With Christmas just a few days away, the war on the holiday is still raging.
It seems some parents are complaining to the Missoula County Public Schools system that certain religious songs should not be included in a Christmas performance by children at Chief Charlo Elementary school.
Alliance Defending Freedom attorneys sent a letter Wednesday to Missoula County Public Schools to support its right to sing the religious songs.
“Accusing a school of ‘bullying’ for including Christmas songs at a Christmas performance is just silly,” said Alliance Defending Freedom Legal Counsel Matt Sharp. “An overwhelming majority of Americans celebrate Christmas, and our courts have upheld the inclusion of traditional Christmas carols, including those that are religious, in school performances as long as it serves an overall educational purpose.”
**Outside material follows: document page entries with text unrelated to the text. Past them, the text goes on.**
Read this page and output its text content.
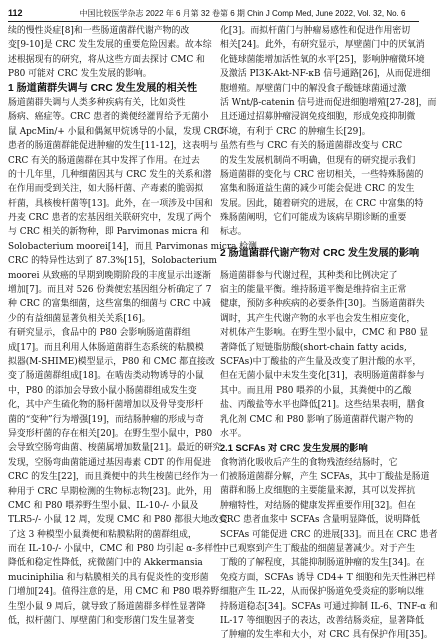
112	中国比较医学杂志 2022 年 6 月第 32 卷第 6 期 Chin J Comp Med, June 2022, Vol. 32, No. 6
续的慢性炎症[8]和一些肠道菌群代谢产物的改
变[9-10]是 CRC 发生发展的重要危险因素。故本综
述根据现有的研究，将从这些方面去探讨 CMC 和
P80 可能对 CRC 发生发展的影响。
1 肠道菌群失调与 CRC 发生发展的相关性
肠道菌群失调与人类多种疾病有关，比如炎性
肠病、癌症等。CRC 患者的粪便经灌胃给予无菌小
鼠 ApcMin/+ 小鼠和偶氮甲烷诱导的小鼠，发现 CRC
患者的肠道菌群能促进肿瘤的发生[11-12]，这表明与
CRC 有关的肠道菌群在其中发挥了作用。在过去
的十几年里，几种细菌因其与 CRC 发生的关系和潜
在作用而受到关注，如大肠杆菌、产毒素的脆弱拟
杆菌，具核梭杆菌等[13]。此外，在一项涉及中国和
丹麦 CRC 患者的宏基因组关联研究中，发现了两个
与 CRC 相关的新物种，即 Parvimonas micra 和
Solobacterium moorei[14]，而且 Parvimonas micra 检测
CRC 的特异性达到了 87.3%[15]，Solobacterium
moorei 从致癌的早期到晚期阶段的丰度显示出逐渐
增加[7]。而且对 526 份粪便宏基因组分析确定了 7
种 CRC 的富集细菌，这些富集的细菌与 CRC 中减
少的有益细菌显著负相关关系[16]。
有研究显示，食品中的 P80 会影响肠道菌群组
成[17]。而且利用人体肠道菌群生态系统的粘膜模
拟器(M-SHIME)模型显示，P80 和 CMC 都直接改
变了肠道菌群组成[18]。在啮齿类动物诱导的小鼠
中，P80 的添加会导致小鼠小肠菌群组成发生变
化，其中产生硫化物的肠杆菌增加以及骨导变形杆
菌的“变种”行为增强[19]，而结肠肿瘤的形成与奇
异变形杆菌的存在相关[20]。在野生型小鼠中，P80
会导致空肠弯曲菌、梭菌属增加数量[21]。最近的研究
发现，空肠弯曲菌能通过基因毒素 CDT 的作用促进
CRC 的发生[22]，而且粪便中的共生梭菌已经作为一
种用于 CRC 早期检测的生物标志物[23]。此外，用
CMC 和 P80 喂养野生型小鼠、IL-10-/- 小鼠及
TLR5-/- 小鼠 12 周，发现 CMC 和 P80 都很大地改变
了这 3 种模型小鼠粪便和粘膜粘附的菌群组成，
而在 IL-10-/- 小鼠中，CMC 和 P80 均引起 α-多样性
降低和稳定性降低，疣微菌门中的 Akkermansia
muciniphilia 和与粘膜相关的具有促炎性的变形菌
门增加[24]。值得注意的是，用 CMC 和 P80 喂养野
生型小鼠 9 周后，就导致了肠道菌群多样性显著降
低，拟杆菌门、厚壁菌门和变形菌门发生显著变
化[3]。而拟杆菌门与肿瘤易感性和促进作用密切
相关[24]。此外，有研究显示，厚壁菌门中的厌氧消
化链球菌能增加活性氧的水平[25]，影响肿瘤微环境
及激活 PI3K-Akt-NF-κB 信号通路[26]，从而促进细
胞增殖。厚壁菌门中的解没食子酸链球菌通过激
活 Wnt/β-catenin 信号进而促进细胞增殖[27-28]，而
且还通过招募肿瘤浸润免疫细胞，形成免疫抑制微
环境，有利于 CRC 的肿瘤生长[29]。
虽然有些与 CRC 有关的肠道菌群改变与 CRC
的发生发展机制尚不明确，但现有的研究提示我们
肠道菌群的变化与 CRC 密切相关，一些特殊肠菌的
富集和肠道益生菌的减少可能会促进 CRC 的发生
发展。因此，随着研究的进展，在 CRC 中富集的特
殊肠菌阐明，它们可能成为该病早期诊断的重要
标志。
2 肠道菌群代谢产物对 CRC 发生发展的影响
肠道菌群参与代谢过程，其种类和比例决定了
宿主的能量平衡。维持肠道平衡是维持宿主正常
健康，预防多种疾病的必要条件[30]。当肠道菌群失
调时，其产生代谢产物的水平也会发生相应变化，
对机体产生影响。在野生型小鼠中，CMC 和 P80 显
著降低了短链脂肪酸(short-chain fatty acids,
SCFAs)中丁酸盐的产生量及改变了胆汁酸的水平，
但在无菌小鼠中未发生变化[31]，表明肠道菌群参与
其中。而且用 P80 喂养的小鼠，其粪便中的乙酸
盐、丙酸盐等水平也降低[21]。这些结果表明，膳食
乳化剂 CMC 和 P80 影响了肠道菌群代谢产物的
水平。
2.1 SCFAs 对 CRC 发生发展的影响
食物消化吸收后产生的食物残渣经结肠时，它
们被肠道菌群分解，产生 SCFAs，其中丁酸盐是肠道
菌群和肠上皮细胞的主要能量来源，其可以发挥抗
肿瘤特性，对结肠的健康发挥重要作用[32]。但在
CRC 患者血浆中 SCFAs 含量明显降低，说明降低
SCFAs 可能促进 CRC 的进展[33]。而且在 CRC 患者
中已观察到产生丁酸盐的细菌显著减少。对于产生
丁酸的了解程度，其能抑制肠道肿瘤的发生[34]。在
免疫方面，SCFAs 诱导 CD4+ T 细胞和先天性淋巴样
细胞产生 IL-22，从而保护肠道免受炎症的影响以维
持肠道稳态[34]。SCFAs 可通过抑制 IL-6、TNF-α 和
IL-17 等细胞因子的表达，改善结肠炎症，显著降低
了肿瘤的发生率和大小，对 CRC 具有保护作用[35]。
Here's the backstory: A few parents complained about the song selection included in the Christmas performance by children at Chief Charlo Elementary School. The production included a variety of songs from various musical styles, such as “Up On a House Top,” “Deck the Halls,” “We Wish You a Merry Christmas,” and “Dreidel Spins.” However, the parents complained that inclusion of traditional carols like “Good Christian Men Rejoice” and “Joy to the World” was paramount to “bullying,” and threatened to take legal action.
The ADF letter explains that “students may hear and sing religious Christmas carols during school activities such as choir and Christmas programs without offending the Constitution.”
Moreover, the ADF letter notes that “the Eighth Circuit defined “the term ‘study’ to include more than mere classroom instruction; public performance may be a legitimate part of secular study.”Therefore, school officials may constitutionally present Christmas songs and carols that contain religious references when included with a variety of secular songs and carols.”
“A small group of Grinches should not be allowed to censor constitutionally-permissible and culturally-significant songs performed during a Christmas program,” added Sharp. “It is ridiculous that people should have to think twice about publicly celebrating Christmas.”